ADBC is disabled for SQLite because Python's `sqlite3` module and `adbc_driver_sqlite` bundle different SQLite library versions.
When both libraries operate on the same database file in WAL mode, they have conflicting memory-mapped views of the
WAL index file (`-shm`), causing data corruption. See [TensorBoard issue #1467](https://github.com/tensorflow/tensorboard/issues/1467)
for details on this two-library conflict.

For SQLite, parquet files are loaded using batch INSERT statements instead.

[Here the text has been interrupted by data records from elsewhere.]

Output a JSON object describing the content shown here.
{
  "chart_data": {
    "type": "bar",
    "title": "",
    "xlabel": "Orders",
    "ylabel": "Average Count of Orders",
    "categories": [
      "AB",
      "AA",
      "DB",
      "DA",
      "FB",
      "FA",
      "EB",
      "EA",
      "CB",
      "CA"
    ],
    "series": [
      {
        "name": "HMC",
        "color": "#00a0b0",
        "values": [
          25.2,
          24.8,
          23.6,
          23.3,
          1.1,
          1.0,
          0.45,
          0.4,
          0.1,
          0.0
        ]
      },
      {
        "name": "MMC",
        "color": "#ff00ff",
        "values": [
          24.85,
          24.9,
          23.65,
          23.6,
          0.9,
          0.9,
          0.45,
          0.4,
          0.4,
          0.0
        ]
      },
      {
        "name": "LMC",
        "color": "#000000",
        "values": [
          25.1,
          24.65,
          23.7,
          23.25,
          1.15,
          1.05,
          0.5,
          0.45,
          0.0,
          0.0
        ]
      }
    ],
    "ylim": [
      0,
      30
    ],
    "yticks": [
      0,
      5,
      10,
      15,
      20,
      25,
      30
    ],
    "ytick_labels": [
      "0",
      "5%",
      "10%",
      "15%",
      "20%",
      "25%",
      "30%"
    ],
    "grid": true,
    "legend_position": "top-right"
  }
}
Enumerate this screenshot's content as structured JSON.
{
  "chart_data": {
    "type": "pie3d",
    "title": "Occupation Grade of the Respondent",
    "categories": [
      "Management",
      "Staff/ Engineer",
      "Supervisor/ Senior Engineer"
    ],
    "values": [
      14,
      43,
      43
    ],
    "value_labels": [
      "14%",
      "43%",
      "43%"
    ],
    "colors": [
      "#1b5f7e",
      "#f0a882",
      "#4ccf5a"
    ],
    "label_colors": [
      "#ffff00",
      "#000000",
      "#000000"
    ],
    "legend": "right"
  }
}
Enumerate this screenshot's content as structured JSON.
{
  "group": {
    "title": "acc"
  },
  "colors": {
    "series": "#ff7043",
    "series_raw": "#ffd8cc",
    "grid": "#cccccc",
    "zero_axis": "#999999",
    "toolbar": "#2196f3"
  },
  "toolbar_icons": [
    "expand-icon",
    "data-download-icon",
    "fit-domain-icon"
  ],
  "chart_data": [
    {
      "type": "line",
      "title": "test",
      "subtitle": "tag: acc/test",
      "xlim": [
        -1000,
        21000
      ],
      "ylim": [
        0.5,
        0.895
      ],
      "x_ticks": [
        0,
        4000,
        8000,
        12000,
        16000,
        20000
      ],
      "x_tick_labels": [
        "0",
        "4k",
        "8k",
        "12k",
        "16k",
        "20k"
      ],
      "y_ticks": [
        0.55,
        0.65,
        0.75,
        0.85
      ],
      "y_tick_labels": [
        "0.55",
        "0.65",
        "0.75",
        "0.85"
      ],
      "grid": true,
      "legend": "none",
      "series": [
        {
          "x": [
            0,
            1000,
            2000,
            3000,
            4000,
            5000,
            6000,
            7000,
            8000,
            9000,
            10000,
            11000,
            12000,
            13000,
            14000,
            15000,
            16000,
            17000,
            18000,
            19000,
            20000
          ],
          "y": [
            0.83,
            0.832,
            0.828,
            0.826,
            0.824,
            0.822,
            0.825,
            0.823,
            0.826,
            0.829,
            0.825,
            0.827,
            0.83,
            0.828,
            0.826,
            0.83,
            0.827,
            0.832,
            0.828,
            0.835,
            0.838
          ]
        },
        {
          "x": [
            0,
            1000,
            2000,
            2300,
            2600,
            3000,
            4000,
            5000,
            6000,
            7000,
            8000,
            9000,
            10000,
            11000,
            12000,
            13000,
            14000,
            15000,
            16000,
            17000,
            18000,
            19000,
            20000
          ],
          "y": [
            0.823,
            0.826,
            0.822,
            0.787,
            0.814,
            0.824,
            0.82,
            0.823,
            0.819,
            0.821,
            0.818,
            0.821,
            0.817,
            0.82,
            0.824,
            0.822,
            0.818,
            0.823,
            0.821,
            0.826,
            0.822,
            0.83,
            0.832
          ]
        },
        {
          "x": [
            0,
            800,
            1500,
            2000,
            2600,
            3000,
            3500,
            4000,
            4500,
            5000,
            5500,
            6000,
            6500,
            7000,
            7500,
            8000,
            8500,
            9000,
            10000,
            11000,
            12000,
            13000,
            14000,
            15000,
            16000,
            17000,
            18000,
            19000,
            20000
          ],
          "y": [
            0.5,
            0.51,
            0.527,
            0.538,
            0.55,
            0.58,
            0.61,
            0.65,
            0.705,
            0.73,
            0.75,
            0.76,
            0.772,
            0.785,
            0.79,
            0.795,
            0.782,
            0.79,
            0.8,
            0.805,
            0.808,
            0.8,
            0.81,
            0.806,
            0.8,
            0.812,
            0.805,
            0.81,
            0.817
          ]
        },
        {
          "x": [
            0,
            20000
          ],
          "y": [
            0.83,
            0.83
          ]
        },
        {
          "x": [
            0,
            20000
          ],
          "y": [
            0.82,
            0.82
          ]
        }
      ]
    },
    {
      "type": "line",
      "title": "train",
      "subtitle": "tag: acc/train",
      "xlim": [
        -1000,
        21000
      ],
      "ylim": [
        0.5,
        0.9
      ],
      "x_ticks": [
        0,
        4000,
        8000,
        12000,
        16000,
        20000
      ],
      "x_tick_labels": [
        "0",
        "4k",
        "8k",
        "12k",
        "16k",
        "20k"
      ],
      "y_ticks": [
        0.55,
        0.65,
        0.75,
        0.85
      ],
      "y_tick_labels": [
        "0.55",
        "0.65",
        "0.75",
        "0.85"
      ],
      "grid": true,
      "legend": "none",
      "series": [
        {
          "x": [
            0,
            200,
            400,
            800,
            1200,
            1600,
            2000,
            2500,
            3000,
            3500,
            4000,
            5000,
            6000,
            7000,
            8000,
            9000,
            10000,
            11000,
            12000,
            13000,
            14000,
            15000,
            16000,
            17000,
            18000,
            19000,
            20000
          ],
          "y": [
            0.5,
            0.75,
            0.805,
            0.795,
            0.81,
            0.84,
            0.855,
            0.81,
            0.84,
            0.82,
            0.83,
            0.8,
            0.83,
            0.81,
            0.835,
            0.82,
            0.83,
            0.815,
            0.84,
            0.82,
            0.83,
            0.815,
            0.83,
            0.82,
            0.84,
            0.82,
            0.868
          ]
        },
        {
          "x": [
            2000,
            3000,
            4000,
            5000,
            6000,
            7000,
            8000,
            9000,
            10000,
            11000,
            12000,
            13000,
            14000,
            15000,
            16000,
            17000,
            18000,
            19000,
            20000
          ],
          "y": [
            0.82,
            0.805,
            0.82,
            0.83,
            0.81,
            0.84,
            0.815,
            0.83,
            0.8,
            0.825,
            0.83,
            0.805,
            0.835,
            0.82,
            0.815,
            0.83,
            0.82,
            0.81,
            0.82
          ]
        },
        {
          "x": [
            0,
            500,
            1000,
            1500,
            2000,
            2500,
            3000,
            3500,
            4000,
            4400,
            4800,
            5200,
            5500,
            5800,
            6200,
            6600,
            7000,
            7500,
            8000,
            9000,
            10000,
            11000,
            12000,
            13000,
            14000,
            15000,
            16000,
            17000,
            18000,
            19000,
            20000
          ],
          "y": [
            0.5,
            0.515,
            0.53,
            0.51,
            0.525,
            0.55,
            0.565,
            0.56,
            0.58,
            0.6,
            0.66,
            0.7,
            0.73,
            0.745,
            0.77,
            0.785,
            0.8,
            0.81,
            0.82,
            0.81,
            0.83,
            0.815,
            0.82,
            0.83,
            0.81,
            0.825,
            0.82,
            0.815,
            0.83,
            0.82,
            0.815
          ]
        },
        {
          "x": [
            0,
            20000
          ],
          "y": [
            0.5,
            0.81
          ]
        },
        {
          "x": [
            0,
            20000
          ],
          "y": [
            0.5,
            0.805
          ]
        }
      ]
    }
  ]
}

### Loading with SqlAlchemy batch INSERTs

Data is loaded in a dialect-agnostic manner with an `insert` statement generated by SQLAlchemy's core API.
Rows are inserted in batches as long as the underlying database driver supports it. By default, the batch size is 10,000 rows.

## Syncing of `dlt` state

This destination fully supports [dlt state sync](../../general-usage/state#syncing-state-with-destination).

### Data types

All `dlt` data types are supported, but how they are stored in the database depends on the SQLAlchemy dialect.
For example, SQLite does not have `DATETIME` or `TIMESTAMP` types, so `timestamp` columns are stored as `TEXT` in ISO 8601 format.

## Supported file formats

* [typed-jsonl](../file-formats/jsonl.md) is used by default. JSON-encoded data with typing information included.
* [Parquet](../file-formats/parquet.md) is supported.

## Supported column hints
No indexes or constraints are created on the table. You can enable the following via destination configuration
```toml
[destination.sqlalchemy]
create_unique_indexes=true
create_primary_keys=true
```
* `unique` hints are translated to `UNIQUE` constraints via SQLAlchemy.
* `primary_key` hints are translated to `PRIMARY KEY` constraints via SQLAlchemy.